Bullpens, of course, take on added importance in October; in 2018, for example, relievers accounted for 40.1% of all regular-season innings, but 49.7 percent of postseason innings.
"You always add a reliever. That's what you feel like you need to do [to] answer any questions that you have," Astros manager A.J. Hinch said. "I just think you can never have too many pitchers. You can never have too many weapons [against] dynamic lineups like" the ones you face in October.
But no team has been more aggressive at remaking their bullpen on the fly than the Dodgers.
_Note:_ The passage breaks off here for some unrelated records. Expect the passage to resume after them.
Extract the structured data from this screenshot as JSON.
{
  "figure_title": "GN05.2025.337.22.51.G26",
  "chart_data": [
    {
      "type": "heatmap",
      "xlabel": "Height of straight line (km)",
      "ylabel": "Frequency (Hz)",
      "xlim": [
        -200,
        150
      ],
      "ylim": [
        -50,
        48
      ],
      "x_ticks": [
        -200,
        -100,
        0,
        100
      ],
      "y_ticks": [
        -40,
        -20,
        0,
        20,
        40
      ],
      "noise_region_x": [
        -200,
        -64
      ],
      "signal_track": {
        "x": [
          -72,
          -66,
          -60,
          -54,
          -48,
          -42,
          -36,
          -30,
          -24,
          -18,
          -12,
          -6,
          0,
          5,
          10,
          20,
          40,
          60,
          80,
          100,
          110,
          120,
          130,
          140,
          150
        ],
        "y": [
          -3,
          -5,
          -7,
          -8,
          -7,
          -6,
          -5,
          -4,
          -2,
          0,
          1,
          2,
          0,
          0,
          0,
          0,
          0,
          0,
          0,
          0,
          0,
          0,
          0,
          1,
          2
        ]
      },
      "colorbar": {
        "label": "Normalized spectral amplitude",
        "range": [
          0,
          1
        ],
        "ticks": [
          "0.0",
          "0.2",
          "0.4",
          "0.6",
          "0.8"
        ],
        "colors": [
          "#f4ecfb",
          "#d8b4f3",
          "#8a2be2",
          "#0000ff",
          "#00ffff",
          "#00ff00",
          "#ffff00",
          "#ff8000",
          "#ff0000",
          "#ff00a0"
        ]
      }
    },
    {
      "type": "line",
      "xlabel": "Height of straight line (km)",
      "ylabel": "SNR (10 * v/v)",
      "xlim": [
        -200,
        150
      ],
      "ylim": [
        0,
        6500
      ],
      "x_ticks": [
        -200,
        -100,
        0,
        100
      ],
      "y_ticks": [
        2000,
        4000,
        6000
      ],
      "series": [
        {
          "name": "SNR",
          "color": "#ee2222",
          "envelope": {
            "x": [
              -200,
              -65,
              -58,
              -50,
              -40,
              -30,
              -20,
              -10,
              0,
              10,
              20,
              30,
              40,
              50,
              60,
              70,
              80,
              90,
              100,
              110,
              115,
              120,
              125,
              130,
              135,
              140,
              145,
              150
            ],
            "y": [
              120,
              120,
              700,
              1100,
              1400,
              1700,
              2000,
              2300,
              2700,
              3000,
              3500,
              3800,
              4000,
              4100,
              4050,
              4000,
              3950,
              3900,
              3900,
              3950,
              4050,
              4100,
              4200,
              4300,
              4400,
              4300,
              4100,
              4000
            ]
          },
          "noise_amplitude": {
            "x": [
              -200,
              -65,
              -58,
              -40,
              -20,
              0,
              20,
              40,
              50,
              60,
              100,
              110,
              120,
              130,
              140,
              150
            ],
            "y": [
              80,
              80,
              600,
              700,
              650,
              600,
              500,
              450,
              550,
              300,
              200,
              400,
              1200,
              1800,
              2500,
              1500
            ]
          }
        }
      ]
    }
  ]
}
In 2017, they called up Brandon Morrow from Class AAA in May, then traded for Tony Watson and Tony Cingrani in July, and leaned heavily on all three down the stretch and throughout October. In 2018, they picked up journeyman right-hander Dylan Floro in July, and he pitched to a 2.08 ERA for them, regular season and postseason combined. In both postseasons, the Dodgers also pulled from their plethora of starters to fill out their bullpen, using Kenta Maeda, Alex Wood and a sprinkling of others in relief. But in both years, the Dodgers lost the World Series.
This summer, even with a massive lead in the NL West (10 games over San Diego entering Friday), the Dodgers are once again top candidates for a midseason bullpen overhaul.
"Lining up on trades is never easy," Dodgers president of baseball operations Andrew Friedman told reporters this week, in regard to the team's 2019 bullpen, which sported a 4.63 ERA (20th in the majors) entering Friday. "We'll operate on dual tracks of doing everything we can to get our existing guys better while canvassing the market ... The bullpen is certainly an area that is at the top of the list."
The trade market for relievers, as always, will be robust, with the list of available arms including the likes of Detroit's Shane Greene, Arizona's Archie Bradley, Toronto's Ken Giles, Cincinnati's Raisel Iglesias, Baltimore's Mychal Givens and San Francisco's Will Smith. But the list of contenders in need of bullpen help is at least as long.
If recent history is any guide, some 4 1/2 months from now, when the bullpen gate swings open for the last time in 2019 - moments before a new World Series champion forms a triumphant scrum near the mound - the pitcher walking through that gate and bouncing in the middle of the scrum won't be the figure that same team expected in March.